O atual modelo de ensino de história, em vigor desde a década de 1980 é ainda baseado na apropriação do conhecimento a partir da prática do acúmulo de informações, efetuado muitas vezes a partir da memorização mecânica e de conhecimentos superficiais (por vezes adquiridos tão somente nos livros didáticos). Esse modelo de ensino acaba por tornar a História uma disciplina personalista, que enaltece heróis e enfatiza acontecimentos isolados, o passado sendo uniformizado, excluindo a participação dos “dominados”, e a participação da comunidade nos “grandes acontecimentos Históricos”. Fonseca afirma que:
É interessante observar que há uma tentativa de legitimar pelo controle do ensino de História, a lógica política do Estado e da classe dominante, anulando a liberdade de formação e de pensamento da juventude, homogeneizando a imagem desses sujeitos sociais, em torno da imagem do homem que melhor serve aos interesses do Estado e da Nação (FONSECA, 1993: 61)

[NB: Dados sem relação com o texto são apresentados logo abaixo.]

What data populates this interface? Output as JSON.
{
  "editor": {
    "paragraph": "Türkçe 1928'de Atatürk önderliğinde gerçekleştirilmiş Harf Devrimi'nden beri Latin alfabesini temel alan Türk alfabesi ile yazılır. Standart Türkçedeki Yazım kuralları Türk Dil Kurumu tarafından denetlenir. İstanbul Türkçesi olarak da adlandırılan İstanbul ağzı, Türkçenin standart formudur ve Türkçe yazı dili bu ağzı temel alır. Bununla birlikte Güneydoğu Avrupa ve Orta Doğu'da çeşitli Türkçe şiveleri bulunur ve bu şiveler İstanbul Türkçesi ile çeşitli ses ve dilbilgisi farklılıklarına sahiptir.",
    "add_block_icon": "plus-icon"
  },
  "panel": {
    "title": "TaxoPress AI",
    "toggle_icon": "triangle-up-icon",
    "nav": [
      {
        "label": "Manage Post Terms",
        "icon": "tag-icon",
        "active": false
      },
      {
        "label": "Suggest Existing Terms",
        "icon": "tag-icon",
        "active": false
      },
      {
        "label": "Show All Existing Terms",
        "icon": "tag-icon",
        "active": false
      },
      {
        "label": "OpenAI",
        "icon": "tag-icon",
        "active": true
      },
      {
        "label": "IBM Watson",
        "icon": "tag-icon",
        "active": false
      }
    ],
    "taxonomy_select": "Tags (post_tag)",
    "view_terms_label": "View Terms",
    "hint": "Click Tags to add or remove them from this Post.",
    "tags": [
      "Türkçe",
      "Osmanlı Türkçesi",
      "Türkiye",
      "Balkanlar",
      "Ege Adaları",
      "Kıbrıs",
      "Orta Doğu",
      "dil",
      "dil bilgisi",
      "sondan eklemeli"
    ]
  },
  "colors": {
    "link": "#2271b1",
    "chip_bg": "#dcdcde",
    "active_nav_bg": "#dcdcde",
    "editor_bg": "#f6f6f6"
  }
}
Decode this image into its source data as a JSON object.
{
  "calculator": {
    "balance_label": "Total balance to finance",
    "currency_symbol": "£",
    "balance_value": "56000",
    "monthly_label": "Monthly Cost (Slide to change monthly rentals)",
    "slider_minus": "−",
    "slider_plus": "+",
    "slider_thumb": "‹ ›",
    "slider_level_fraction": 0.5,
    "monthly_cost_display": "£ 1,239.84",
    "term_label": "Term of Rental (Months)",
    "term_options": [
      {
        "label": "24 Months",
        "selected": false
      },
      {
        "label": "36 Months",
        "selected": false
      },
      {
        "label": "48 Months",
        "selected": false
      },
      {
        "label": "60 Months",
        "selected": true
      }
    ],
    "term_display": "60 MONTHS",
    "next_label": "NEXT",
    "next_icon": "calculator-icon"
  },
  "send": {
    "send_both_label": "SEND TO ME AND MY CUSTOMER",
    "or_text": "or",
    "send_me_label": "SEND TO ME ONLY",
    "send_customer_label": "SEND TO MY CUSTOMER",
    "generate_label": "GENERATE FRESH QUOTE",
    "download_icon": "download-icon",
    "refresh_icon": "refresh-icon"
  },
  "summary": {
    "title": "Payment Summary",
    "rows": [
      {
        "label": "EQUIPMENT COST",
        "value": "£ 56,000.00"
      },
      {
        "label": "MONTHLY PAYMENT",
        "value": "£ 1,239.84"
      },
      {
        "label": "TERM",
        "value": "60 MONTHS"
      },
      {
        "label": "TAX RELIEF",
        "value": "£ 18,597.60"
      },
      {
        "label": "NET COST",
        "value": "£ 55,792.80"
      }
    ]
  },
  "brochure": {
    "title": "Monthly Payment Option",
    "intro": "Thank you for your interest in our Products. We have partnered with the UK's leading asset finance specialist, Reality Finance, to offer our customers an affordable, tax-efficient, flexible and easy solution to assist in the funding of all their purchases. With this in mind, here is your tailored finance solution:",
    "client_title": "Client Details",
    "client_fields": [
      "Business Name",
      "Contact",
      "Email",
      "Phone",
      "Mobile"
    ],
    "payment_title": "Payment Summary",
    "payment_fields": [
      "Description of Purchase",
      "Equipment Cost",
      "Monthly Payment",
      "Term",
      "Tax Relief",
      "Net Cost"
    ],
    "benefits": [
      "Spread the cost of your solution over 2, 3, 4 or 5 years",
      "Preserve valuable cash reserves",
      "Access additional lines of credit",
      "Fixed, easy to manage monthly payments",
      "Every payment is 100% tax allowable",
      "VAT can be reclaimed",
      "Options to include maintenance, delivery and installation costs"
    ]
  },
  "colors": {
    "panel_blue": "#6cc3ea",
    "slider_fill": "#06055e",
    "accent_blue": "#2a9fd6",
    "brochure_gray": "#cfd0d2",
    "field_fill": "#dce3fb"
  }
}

Podemos notar que existe a participação do Estado no processo de ensino da disciplina de História, o que gera uma certa exclusão do indivíduo, e por sua vez uma desconsideração do valor da coletividade, uma imposição de valores e memórias que faz do processo de aprendizagem da disciplina de História uma atividade enfadonha, sem sentido ou utilidade prática. Não se tem uma visão de ciência histórica ou mesmo uma visão crítica dos temas abordados, mas, sim, a História é vista como matéria decorativa, a qual precisamos somente recorrer ao livro para buscar nomes e datas ainda não decorados. Essa realidade não é de se estranhar, basta observarmos a distância existente entre a realidade vivenciada pelo indivíduo em sua comunidade e o tratamento dado ao ensino de História, fazendo do aluno não mais que um mero espectador dos fatos já “prontos”, e não um agente transformador da História e da sociedade, não necessitando esforços no sentido de qualquer reflexão ou elaboração sobre o passado.

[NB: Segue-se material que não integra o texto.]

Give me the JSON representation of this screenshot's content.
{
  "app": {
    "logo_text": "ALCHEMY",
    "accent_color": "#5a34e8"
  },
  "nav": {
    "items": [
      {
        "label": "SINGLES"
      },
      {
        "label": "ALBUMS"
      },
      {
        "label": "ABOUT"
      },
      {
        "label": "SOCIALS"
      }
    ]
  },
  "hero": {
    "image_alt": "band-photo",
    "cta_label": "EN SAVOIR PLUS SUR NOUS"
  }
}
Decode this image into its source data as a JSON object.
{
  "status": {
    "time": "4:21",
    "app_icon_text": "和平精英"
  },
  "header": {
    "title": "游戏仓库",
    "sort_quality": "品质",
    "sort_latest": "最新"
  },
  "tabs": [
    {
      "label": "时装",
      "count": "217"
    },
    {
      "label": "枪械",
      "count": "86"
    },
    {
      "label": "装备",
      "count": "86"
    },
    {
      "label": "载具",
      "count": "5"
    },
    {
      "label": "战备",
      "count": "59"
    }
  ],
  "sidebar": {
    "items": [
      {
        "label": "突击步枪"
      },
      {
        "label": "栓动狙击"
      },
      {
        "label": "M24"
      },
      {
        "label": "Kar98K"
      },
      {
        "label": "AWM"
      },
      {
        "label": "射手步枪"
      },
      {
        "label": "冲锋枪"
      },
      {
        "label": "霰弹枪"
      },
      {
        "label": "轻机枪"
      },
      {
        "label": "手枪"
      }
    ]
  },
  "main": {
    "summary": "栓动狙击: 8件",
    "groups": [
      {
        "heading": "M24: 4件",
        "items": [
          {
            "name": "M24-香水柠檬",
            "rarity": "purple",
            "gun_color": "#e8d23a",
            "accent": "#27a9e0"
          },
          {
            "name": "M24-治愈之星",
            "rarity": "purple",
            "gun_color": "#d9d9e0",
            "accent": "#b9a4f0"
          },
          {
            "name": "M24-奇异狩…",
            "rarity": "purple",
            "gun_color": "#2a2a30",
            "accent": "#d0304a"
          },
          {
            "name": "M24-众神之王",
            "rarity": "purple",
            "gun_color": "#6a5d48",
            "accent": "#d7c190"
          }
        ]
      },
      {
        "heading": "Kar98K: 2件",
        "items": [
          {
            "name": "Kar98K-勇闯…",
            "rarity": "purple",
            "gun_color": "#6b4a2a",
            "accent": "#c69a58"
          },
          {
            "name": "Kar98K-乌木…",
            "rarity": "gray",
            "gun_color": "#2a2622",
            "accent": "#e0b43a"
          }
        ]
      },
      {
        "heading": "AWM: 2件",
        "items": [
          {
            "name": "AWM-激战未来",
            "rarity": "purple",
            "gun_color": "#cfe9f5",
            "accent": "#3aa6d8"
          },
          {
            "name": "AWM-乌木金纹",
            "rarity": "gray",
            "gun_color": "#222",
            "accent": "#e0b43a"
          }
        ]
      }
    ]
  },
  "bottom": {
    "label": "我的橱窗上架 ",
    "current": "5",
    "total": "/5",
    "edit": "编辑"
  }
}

Ainda é predominante no Brasil o modelo de ensino de História com uma vertente bastante eurocêntrica. Modelo que emite a ideia de que a Europa e seus elementos culturais caracterizam referências para a composição de toda a sociedade moderna, fato que pode ser comprovado através da análise dos livros didáticos aprovados para utilização no ensino fundamental, são temas que abordam em sua maioria o processo civilizador Europeu gerando uma imagem de indolência dos “povos” do novo mundo – o conceito de civilização passa a ser utilizado por volta do século XIX sendo usado frequentemente para legitimar o poderio da sociedade Europeia baseando-se na comparação e no preconceito entre as diferentes sociedades, não fazendo a mínima alusão ao dia-a-dia dos alunos.
No Brasil temos como referencial para o ensino de História os Parâmetros Curriculares Nacionais (PCNs), que tem como pressuposto a condução do professor em seu processo de ensino, não de forma homogênea ou impositiva. Não existe a pretensão de sobrepor as competências que são confiadas aos Estados, Municípios, Professores e Agentes escolares de forma que os PCNs preceituam que o ensino de História local deve ser uma referência no ensino de História. A questão da construção de uma identidade social também é uma das referências proposta pelo PCN de História para o ensino fundamental, quando afirma que um dos objetivos da disciplina de História no nesse nível é proporcionar métodos que levem os alunos a capacidade de:
Conhecer características fundamentais do Brasil nas dimensões sociais, materiais e culturais como meio, para construir progressivamente a noção de identidade nacional e pessoal e o sentimento de pertença ao país. (BRASIL, MEC: 1998)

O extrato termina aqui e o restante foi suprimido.